In that moment, she’s angry, right? She’s enraged. But what’s underneath that? What Amanda fears the most is to be powerless. In that scene, she’s rendered completely powerless, and it takes a whole squad. She’s not going down when it’s one cop, right? S.W.A.T. has to come in with automatic weapons! Underneath that, what has to show is the deepest fear of the character, which isn’t something you play [in the moment]. You play it by virtue of the work that you did prior, and then you hope it shows. She is powerless, and she is rendered completely helpless in front of Will who, for all intents and purposes, is her son.

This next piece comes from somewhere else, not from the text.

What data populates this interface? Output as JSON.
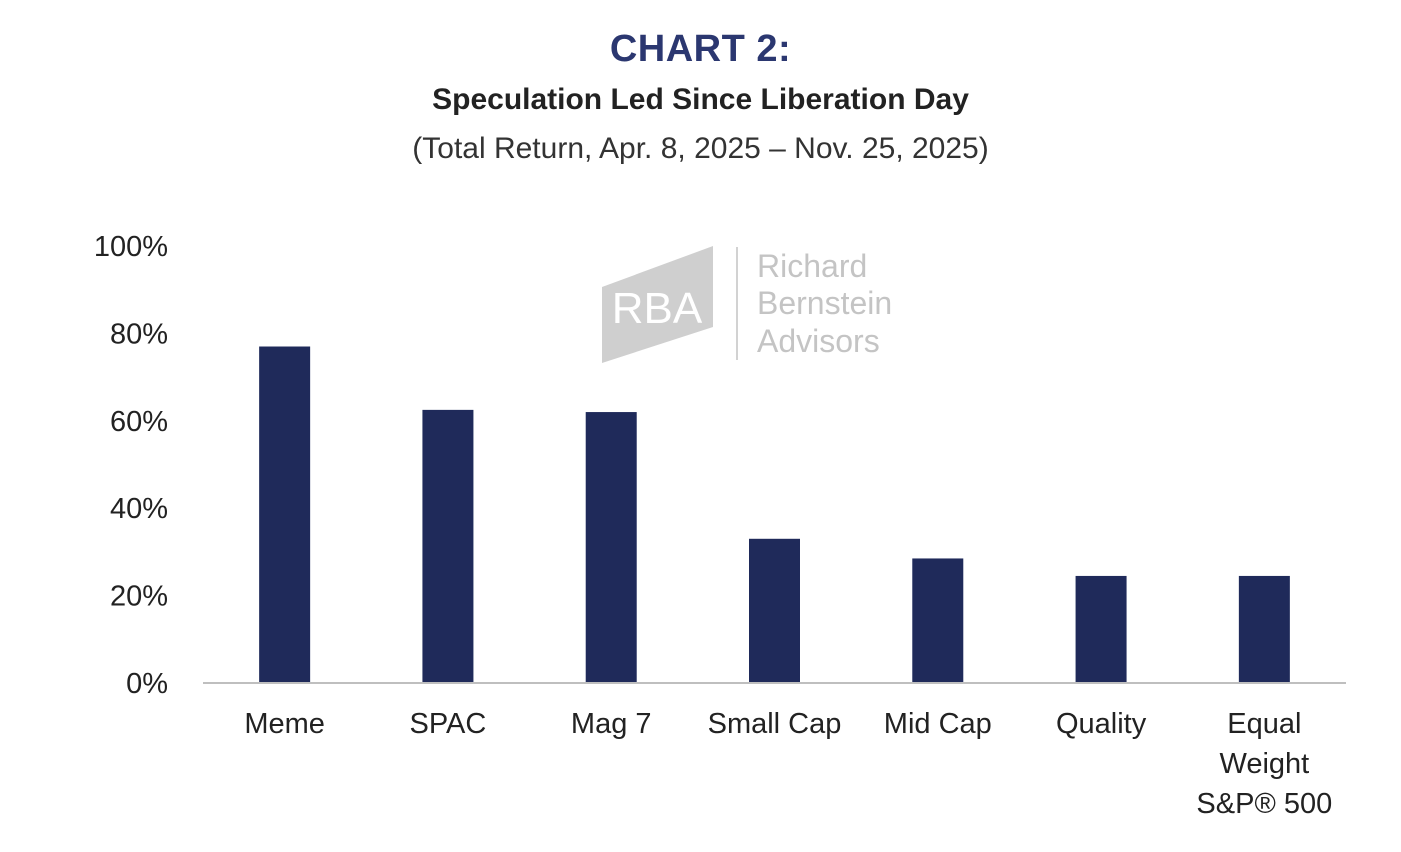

It’s like when your kid realizes that you’re human, you know? When they see you in a light that is not favorable. It’s basically when children lose their innocence with regard to their parents. What I discovered in that moment was that Faith could one day be Amanda — a successor in training.

As a parent, when that happens — when you see your child catch you and call you out — you gain respect for your child. If you’re a good parent, that’s when you start realizing that your child is evolving. This can be a reciprocal relationship now. Now you’ll start getting some ROI — some return on investment — and that’s what Amanda sees. It’s Faith coming along now. One day, Faith could have my job.

And I’ll be honest with you: The jury’s still out on Amanda in my own head. I’m pretty tough on cops. Sonja Sohn is pretty tough on law enforcement. I get it — women have to find their own justice in the desert — but I’m split here. She’s a badass, and sometimes you’ve got to spin that law in your direction, and then the other part of me says, “If we go by the rules, is Amanda the bad cop?”